The nudity thing is just stupid. Yes, sex sells, but the message here is such a powerful one that it should sell on its own.

PETA also makes a lot of commercials that are banned from tv. And they say that like they're proud. But then that means that only people who look at PETA's website see the commercials. That means PETA isn't getting the message out to the people who need it.

I think they do a lot of their goofy stuff just to get people talking. But it backfires in a lot of ways. It makes some people look down at animal rights activists, vegetarians, or vegans simply because they don't like PETA.

But PETA also did a lot to get the animal rights movement popular in the first place. So in a sense I think we have to respect them in the way we respect Freud for really getting psychology started, even if we don't really agree with his theories.

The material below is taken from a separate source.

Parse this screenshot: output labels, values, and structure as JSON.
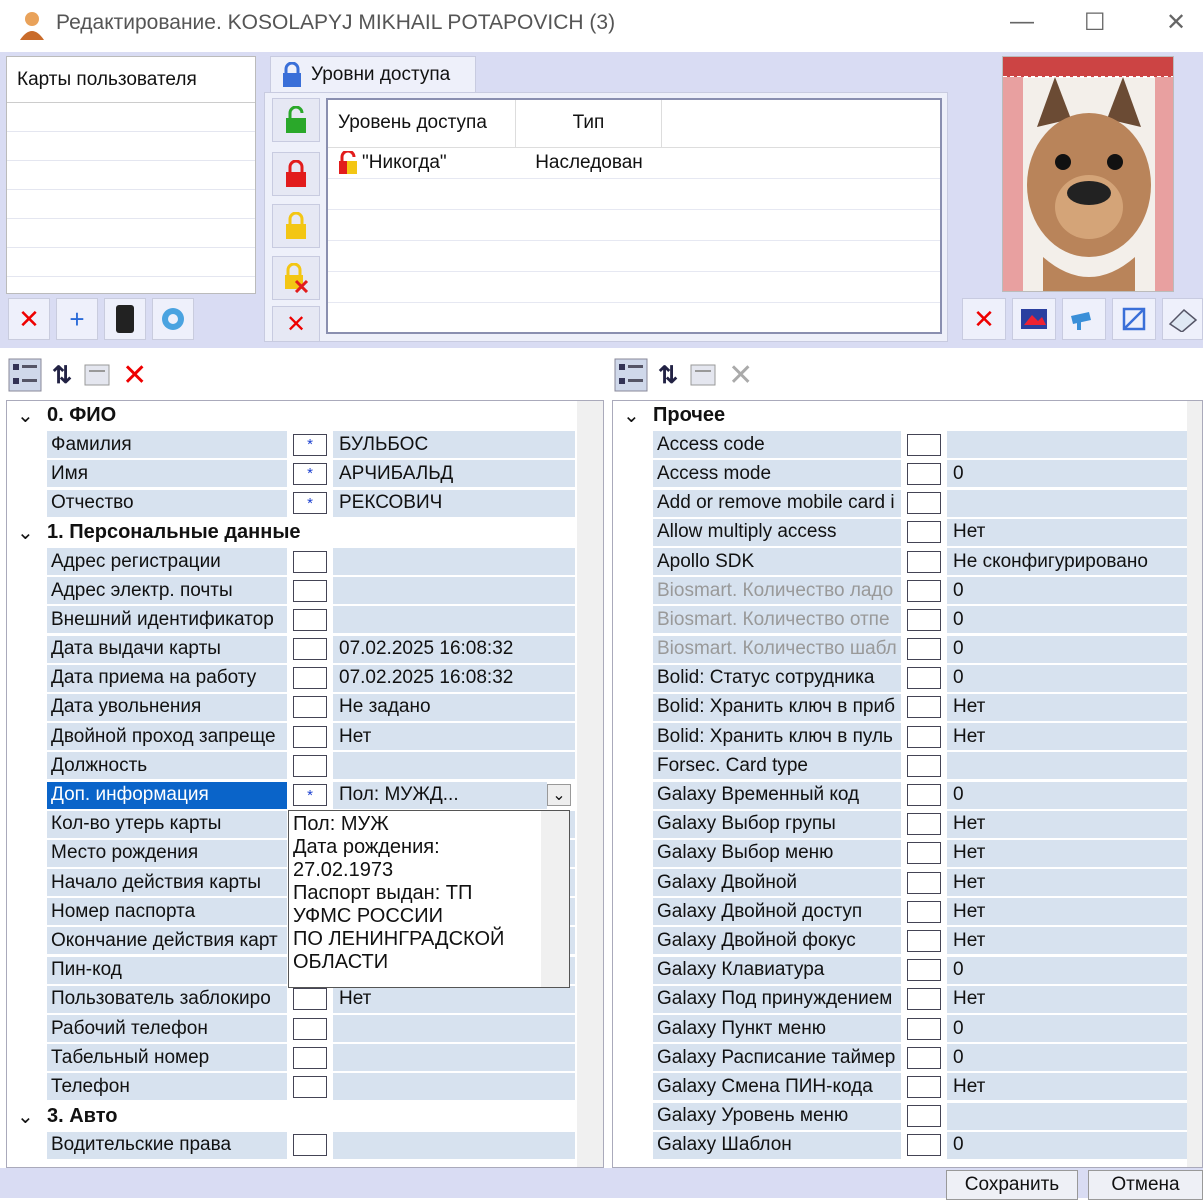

It's interesting that you mention human rights in this too. I just finished watching a show called Blood, Sweat, and Takeaways. We often hear about how badly the animals are treated by the food industry. And we sometimes hear about how bad certain things are for the environment (like methane from cattle, clearing rainforest for grazing, etc.). But this show was about how humans are negatively impacted by the food that we eat. The show basically plopped a few spoiled European kids in Asia, had them work in the rice fields, and live on a rice worker's salary. Then they promoted them to working in a chicken factory, where it wasn't much better. Then they went and talked to some women who had been driven to prostitution because the food industry barely pays people to live, all so that Americans and Europeans can have inexpensive food.
#99
Re:Cardboard Heads
Feb 24 2010 05:07:13
Then they went and talked to some women who had been driven to prostitution because the food industry barely pays people to live, all so that Americans and Europeans can have inexpensive food.

As soon as I clicked on the tab to submit my post, I remembered Upton Sinclair's "The Jungle". The novel actually describes how a woman from the main character's family is driven to prostitution because the meat factory either paid her too little or fired her when she had to attend to obligations at home, I don't remember which. But after reading that book, I wasn't as nauseated as I was appalled by the kind of callous and heartless disregard for both workers and animals.